Longe de gerar informação, computadores são sistemas que apenas conseguem
manipular ou gerar sinais baseados em algoritmos. Todo o conteúdo aparentemente
inteligente (cognitivo) das mensagens ou da manipulação de informação por
computadores advém da inteligência (Espírito) dos seres humanos que os programaram.
4. Informação e o princípio inteligente.
Nosso principal problema é a inexistência de uma definição suficientemente abrangente
para a idéia de informação. Podemos entretanto definir alguns de seus atributos. Para
isso baseamo-nos em considerações do matemático Wernher Gitt [3]. Ele descreve esses
atributos do processo de transmissão de informação em cinco camadas:
1- Estatística: referente ao número e probabilidades de ocorrência de símbolos ou sinais
com uma linguagem previamente estabelecida para realizar o processo de comunicação.
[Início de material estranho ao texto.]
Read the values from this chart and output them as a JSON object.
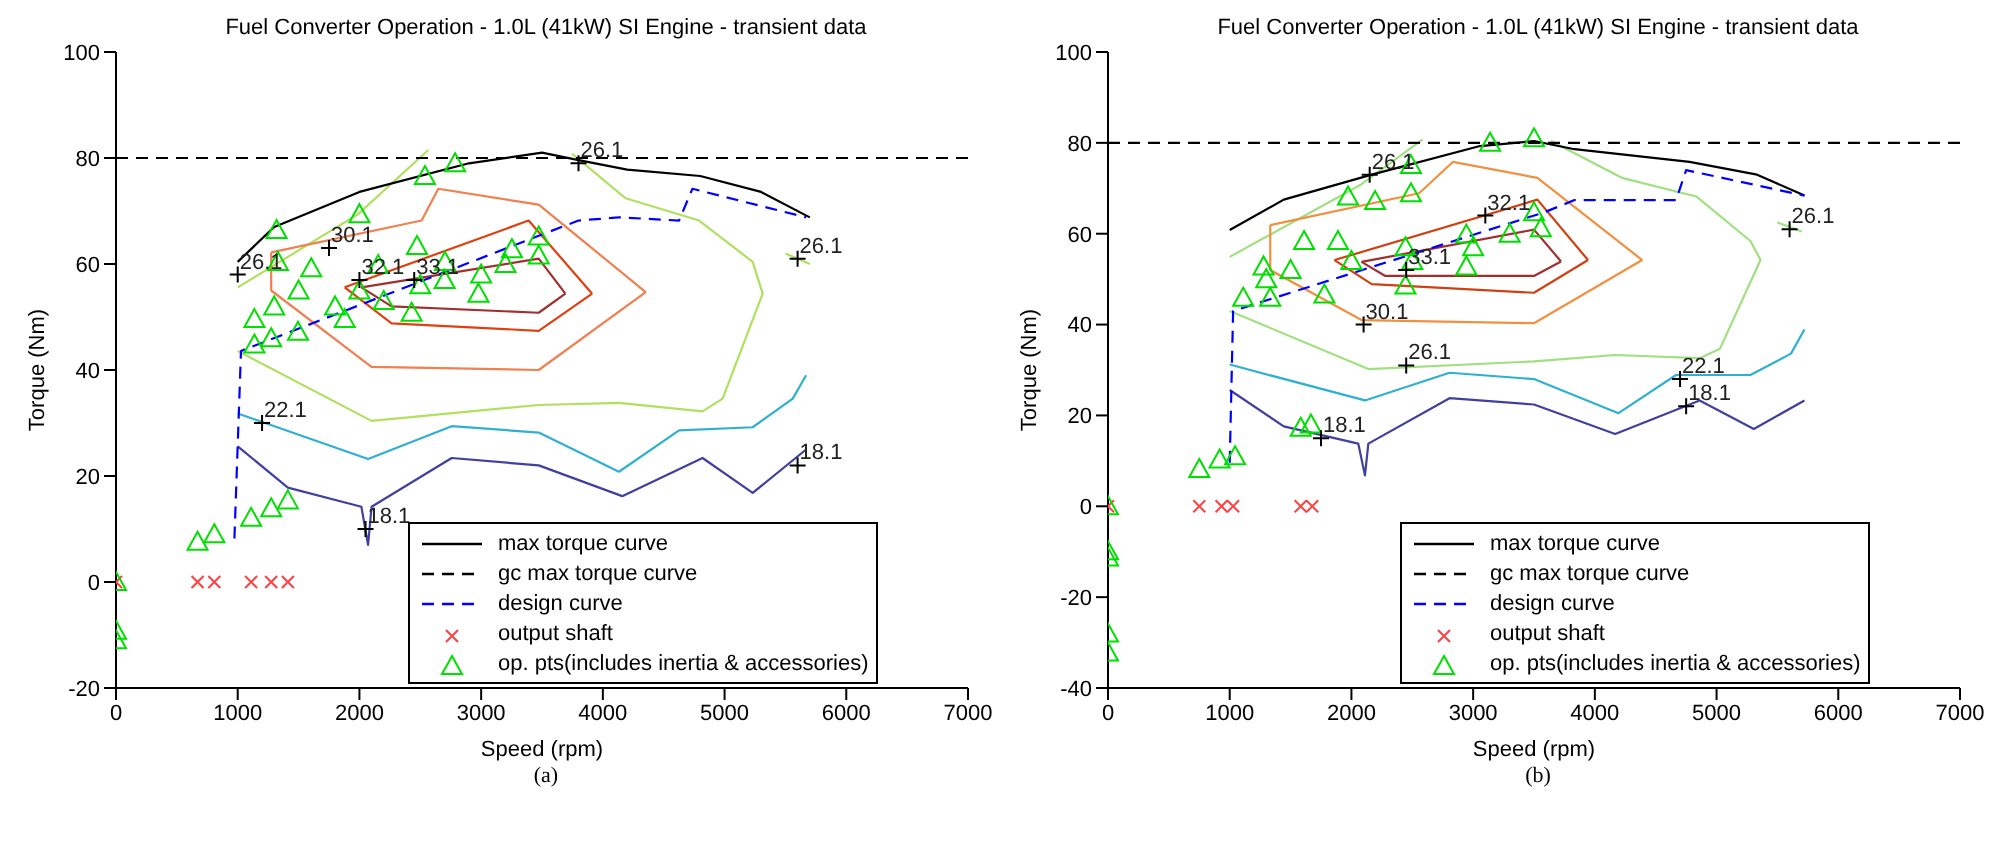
{
  "chart_data": [
    {
      "type": "line",
      "title": "Fuel Converter Operation - 1.0L (41kW) SI Engine - transient data",
      "xlabel": "Speed (rpm)",
      "ylabel": "Torque (Nm)",
      "xlim": [
        0,
        7000
      ],
      "xticks": [
        0,
        1000,
        2000,
        3000,
        4000,
        5000,
        6000,
        7000
      ],
      "ylim": [
        -20,
        100
      ],
      "yticks": [
        -20,
        0,
        20,
        40,
        60,
        80,
        100
      ],
      "legend": "bottom right",
      "grid": false,
      "series": [
        {
          "type": "line",
          "color": "#4040a0",
          "x": [
            1000,
            1412,
            2016,
            2071,
            2100,
            2758,
            3473,
            4159,
            4819,
            5231,
            5670
          ],
          "values": [
            25.6,
            17.8,
            14.2,
            7,
            14.2,
            23.4,
            22,
            16.2,
            23.4,
            16.8,
            25
          ]
        },
        {
          "type": "line",
          "color": "#30b0d0",
          "x": [
            1000,
            2071,
            2758,
            3473,
            4132,
            4626,
            5231,
            5560,
            5670
          ],
          "values": [
            31.8,
            23.2,
            29.4,
            28.2,
            20.8,
            28.6,
            29.2,
            34.6,
            39
          ]
        },
        {
          "type": "line",
          "color": "#b0e060",
          "x": [
            1000,
            2099,
            3473,
            4132,
            4819,
            4984,
            5313,
            5231,
            4791,
            4187,
            3747
          ],
          "values": [
            43.6,
            30.4,
            33.4,
            33.8,
            32.2,
            34.6,
            54.4,
            60.4,
            68.2,
            72.4,
            80.8
          ]
        },
        {
          "type": "line",
          "color": "#b0e060",
          "x": [
            1000,
            1989,
            2566
          ],
          "values": [
            55.6,
            69.4,
            81.5
          ]
        },
        {
          "color": "#b0e060",
          "x": [
            5500,
            5700
          ],
          "values": [
            62,
            60
          ]
        },
        {
          "color": "#f08050",
          "x": [
            1275,
            2511,
            2648,
            3473,
            4352
          ],
          "values": [
            62.2,
            68.2,
            74.2,
            71.2,
            54.7
          ]
        },
        {
          "color": "#f08050",
          "x": [
            1275,
            1275,
            2099,
            3473,
            4352
          ],
          "values": [
            62.2,
            55,
            40.6,
            40,
            54.7
          ]
        },
        {
          "color": "#e04010",
          "x": [
            1879,
            3390,
            3912
          ],
          "values": [
            55.6,
            68.2,
            54.4
          ]
        },
        {
          "color": "#e04010",
          "x": [
            1879,
            2264,
            3473,
            3912
          ],
          "values": [
            55.6,
            48.8,
            47.4,
            54.4
          ]
        },
        {
          "color": "#a03030",
          "x": [
            2016,
            3473,
            3692
          ],
          "values": [
            55.6,
            61,
            54.4
          ]
        },
        {
          "color": "#a03030",
          "x": [
            2016,
            2264,
            3473,
            3692
          ],
          "values": [
            55.6,
            52,
            50.8,
            54.4
          ]
        },
        {
          "name": "max torque curve",
          "type": "line",
          "color": "#000000",
          "line_style": "solid",
          "x": [
            1000,
            1300,
            2000,
            2900,
            3500,
            3800,
            4200,
            4800,
            5300,
            5700
          ],
          "values": [
            60.4,
            67,
            73.6,
            79,
            81,
            79.6,
            77.8,
            76.6,
            73.6,
            68.8
          ]
        },
        {
          "name": "gc max torque curve",
          "type": "line",
          "color": "#000000",
          "line_style": "dashed",
          "x": [
            0,
            7000
          ],
          "values": [
            80,
            80
          ]
        },
        {
          "name": "design curve",
          "type": "line",
          "color": "#0000ff",
          "line_style": "dashed",
          "x": [
            973,
            1027,
            3527,
            3800,
            4132,
            4626,
            4736,
            5670
          ],
          "values": [
            8.2,
            43.6,
            65.8,
            68.2,
            68.8,
            68.2,
            74.2,
            68.8
          ]
        },
        {
          "name": "output shaft",
          "type": "scatter",
          "color": "#ff4040",
          "marker": "cross",
          "x": [
            0,
            670,
            808,
            1110,
            1275,
            1412
          ],
          "values": [
            0,
            0,
            0,
            0,
            0,
            0
          ]
        },
        {
          "name": "op. pts(includes inertia & accessories)",
          "type": "scatter",
          "color": "#00e000",
          "marker": "triangle",
          "x": [
            0,
            0,
            0,
            670,
            808,
            1110,
            1275,
            1412,
            1319,
            2000,
            2538,
            2786,
            2473,
            1137,
            1137,
            1330,
            1604,
            2154,
            2703,
            3253,
            3473,
            3473,
            2978,
            2429,
            1879,
            1495,
            1275,
            1500,
            2000,
            2500,
            3000,
            1300,
            1800,
            2200,
            2700,
            3200
          ],
          "values": [
            0,
            -9.2,
            -11,
            7.6,
            9,
            12.1,
            13.9,
            15.4,
            66.4,
            69.4,
            76.6,
            79,
            63.4,
            44.8,
            49.6,
            60.4,
            59.2,
            59.8,
            60.4,
            62.8,
            65.2,
            61.6,
            54.4,
            50.8,
            49.6,
            47.2,
            46,
            55,
            55,
            56,
            58,
            52,
            52,
            53,
            57,
            60
          ]
        }
      ],
      "annotations": [
        {
          "text": "26.1",
          "x": 1000,
          "y": 58
        },
        {
          "text": "30.1",
          "x": 1750,
          "y": 63
        },
        {
          "text": "32.1",
          "x": 2000,
          "y": 57
        },
        {
          "text": "33.1",
          "x": 2450,
          "y": 57
        },
        {
          "text": "22.1",
          "x": 1200,
          "y": 30
        },
        {
          "text": "18.1",
          "x": 2050,
          "y": 10
        },
        {
          "text": "26.1",
          "x": 3800,
          "y": 79
        },
        {
          "text": "26.1",
          "x": 5600,
          "y": 61
        },
        {
          "text": "18.1",
          "x": 5600,
          "y": 22
        },
        "(a)"
      ]
    },
    {
      "type": "line",
      "title": "Fuel Converter Operation - 1.0L (41kW) SI Engine - transient data",
      "xlabel": "Speed (rpm)",
      "ylabel": "Torque (Nm)",
      "xlim": [
        0,
        7000
      ],
      "xticks": [
        0,
        1000,
        2000,
        3000,
        4000,
        5000,
        6000,
        7000
      ],
      "ylim": [
        -40,
        100
      ],
      "yticks": [
        -40,
        -20,
        0,
        20,
        40,
        60,
        80,
        100
      ],
      "legend": "bottom right",
      "grid": false,
      "series": [
        {
          "type": "line",
          "color": "#4040a0",
          "x": [
            1000,
            1444,
            2056,
            2111,
            2139,
            2806,
            3500,
            4167,
            4861,
            5306,
            5722
          ],
          "values": [
            25.6,
            17.6,
            13.8,
            6.8,
            13.8,
            23.8,
            22.4,
            15.9,
            23.3,
            17,
            23.3
          ]
        },
        {
          "type": "line",
          "color": "#30b0d0",
          "x": [
            1000,
            2111,
            2806,
            3500,
            4194,
            4667,
            5278,
            5611,
            5722
          ],
          "values": [
            31.2,
            23.3,
            29.4,
            28,
            20.5,
            28.9,
            28.9,
            33.6,
            38.9
          ]
        },
        {
          "type": "line",
          "color": "#a0e080",
          "x": [
            1000,
            2139,
            3500,
            4167,
            4861,
            5028,
            5361,
            5278,
            4833,
            4222,
            3639
          ],
          "values": [
            43,
            30.2,
            31.9,
            33.3,
            32.6,
            34.7,
            54.2,
            58.4,
            68.2,
            72.3,
            80.4
          ]
        },
        {
          "type": "line",
          "color": "#a0e080",
          "x": [
            1000,
            2083,
            2583
          ],
          "values": [
            54.9,
            70.9,
            80.7
          ]
        },
        {
          "color": "#a0e080",
          "x": [
            5500,
            5700
          ],
          "values": [
            62.5,
            60.5
          ]
        },
        {
          "color": "#f09040",
          "x": [
            1333,
            2556,
            2833,
            3528,
            4389
          ],
          "values": [
            61.9,
            68.9,
            75.8,
            72.3,
            54.2
          ]
        },
        {
          "color": "#f09040",
          "x": [
            1333,
            1333,
            2083,
            3500,
            4389
          ],
          "values": [
            61.9,
            52,
            41,
            40.3,
            54.2
          ]
        },
        {
          "color": "#d04010",
          "x": [
            1861,
            3528,
            3944
          ],
          "values": [
            54.2,
            67.5,
            54.2
          ]
        },
        {
          "color": "#d04010",
          "x": [
            1861,
            2167,
            3500,
            3944
          ],
          "values": [
            54.2,
            48.9,
            47,
            54.2
          ]
        },
        {
          "color": "#a03030",
          "x": [
            2083,
            3500,
            3722
          ],
          "values": [
            53.8,
            60.9,
            53.9
          ]
        },
        {
          "color": "#a03030",
          "x": [
            2083,
            2278,
            3500,
            3722
          ],
          "values": [
            53.8,
            50.7,
            50.7,
            53.9
          ]
        },
        {
          "name": "max torque curve",
          "type": "line",
          "color": "#000000",
          "line_style": "solid",
          "x": [
            1000,
            1444,
            2167,
            3056,
            3500,
            3833,
            4778,
            5333,
            5722
          ],
          "values": [
            60.8,
            67.5,
            73,
            79.3,
            80.4,
            78.6,
            75.8,
            73,
            68.4
          ]
        },
        {
          "name": "gc max torque curve",
          "type": "line",
          "color": "#000000",
          "line_style": "dashed",
          "x": [
            0,
            7000
          ],
          "values": [
            80,
            80
          ]
        },
        {
          "name": "design curve",
          "type": "line",
          "color": "#0000ff",
          "line_style": "dashed",
          "x": [
            1000,
            1028,
            3583,
            3833,
            4667,
            4750,
            5722
          ],
          "values": [
            9.6,
            43,
            64.7,
            67.4,
            67.4,
            74,
            68.4
          ]
        },
        {
          "name": "output shaft",
          "type": "scatter",
          "color": "#ff4040",
          "marker": "cross",
          "x": [
            0,
            750,
            933,
            1028,
            1583,
            1678
          ],
          "values": [
            0,
            0,
            0,
            0,
            0,
            0
          ]
        },
        {
          "name": "op. pts(includes inertia & accessories)",
          "type": "scatter",
          "color": "#00e000",
          "marker": "triangle",
          "x": [
            0,
            0,
            0,
            0,
            0,
            750,
            917,
            1044,
            1583,
            1667,
            1972,
            2194,
            2489,
            2489,
            3139,
            3500,
            1111,
            1278,
            1611,
            1889,
            2444,
            2944,
            3500,
            3556,
            2944,
            2444,
            1778,
            1333,
            1500,
            2000,
            2500,
            3000,
            3300,
            1300
          ],
          "values": [
            0,
            -9.9,
            -11.3,
            -28,
            -32.2,
            8.2,
            10.3,
            11,
            17.3,
            18,
            68.2,
            67.2,
            68.9,
            75.1,
            80,
            81,
            45.9,
            52.8,
            58.4,
            58.4,
            57,
            59.8,
            64.7,
            61.2,
            52.8,
            48.6,
            46.6,
            45.9,
            52,
            54,
            54,
            57,
            60,
            50
          ]
        }
      ],
      "annotations": [
        {
          "text": "26.1",
          "x": 2150,
          "y": 73
        },
        {
          "text": "32.1",
          "x": 3100,
          "y": 64
        },
        {
          "text": "33.1",
          "x": 2450,
          "y": 52
        },
        {
          "text": "30.1",
          "x": 2100,
          "y": 40
        },
        {
          "text": "26.1",
          "x": 2450,
          "y": 31
        },
        {
          "text": "18.1",
          "x": 1750,
          "y": 15
        },
        {
          "text": "22.1",
          "x": 4700,
          "y": 28
        },
        {
          "text": "18.1",
          "x": 4750,
          "y": 22
        },
        {
          "text": "26.1",
          "x": 5600,
          "y": 61
        },
        "(b)"
      ]
    }
  ]
}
É o nível de descrição de Shannon como vimos anteriormente;
2- Sintaxe: referente ao seqüenciamento dos símbolos formando palavras e frases.
Dependendo da ordem com que são transmitidos, um conjunto de símbolos podem
formar palavras diferentes. Como vimos nem essa seqüência é importante na teoria dos
sinais de Shannon;
3- Semântica: que diz respeito ao significado das palavras. Pelo fato de o nível
semântico ser de caracterização quantitativa inexistente, o preço dos telegramas só
depende da quantidade de símbolos (palavras) que ele porta e não de seu conteúdo;
4- Pragmática: que diz respeito à intenção do transmissor com o conteúdo informativo
da mensagem e seu impacto no receptor. A fim de que o receptor tenha determinada
reação, o transmissor reveste sua informação de conteúdo pragmático
5- Abobética: nível último representado pelo objetivo da mensagem. A abobética tem a
haver com o objetivo último do transmissor em enviar a informação no processo de
comunicação. Segundo Witt os dois últimos níveis se confundem várias vezes. Abrimos
um parêntese aqui para salientar o valor abobético das mensagens dos Espíritos
superiores. Longe de representar simples estórias contadas com o objetivo de
entretetimento, as mensagens verdadeiramente instrutivas são carregadas de conteúdo
moral e tem o objetivo de educar eticamente os receptores. Além do nível abobético
poderíamos acrescentar um outro nível superior quando o conteúdo da mensagem
comunicada não é suficiente para representar completamente o objetivo do transmissor
e impacto real sobre o receptor. Falamos do conteúdo das mensagens criptografadas que
fazem parte desse nível. Essas são mensagens que devem ser re-interpretadas por um
código a fim de que seu conteúdo seja compreendido. Outros exemplos podem ser
28. encontrados na linguagem poética e metafórica, onde a mensagem original só é
plenamente compreendida quando comparada pelo receptor a um conjunto de culturas e
conhecimentos (tácitos) não carregados em princípio pela mensagem original.
Que Kardec utilizou essas propriedades na caracterização das mensagens mediúnicas
não resta dúvida. Examinemos, por exemplo, o parágrafo 66 de “O Livro dos Médiuns”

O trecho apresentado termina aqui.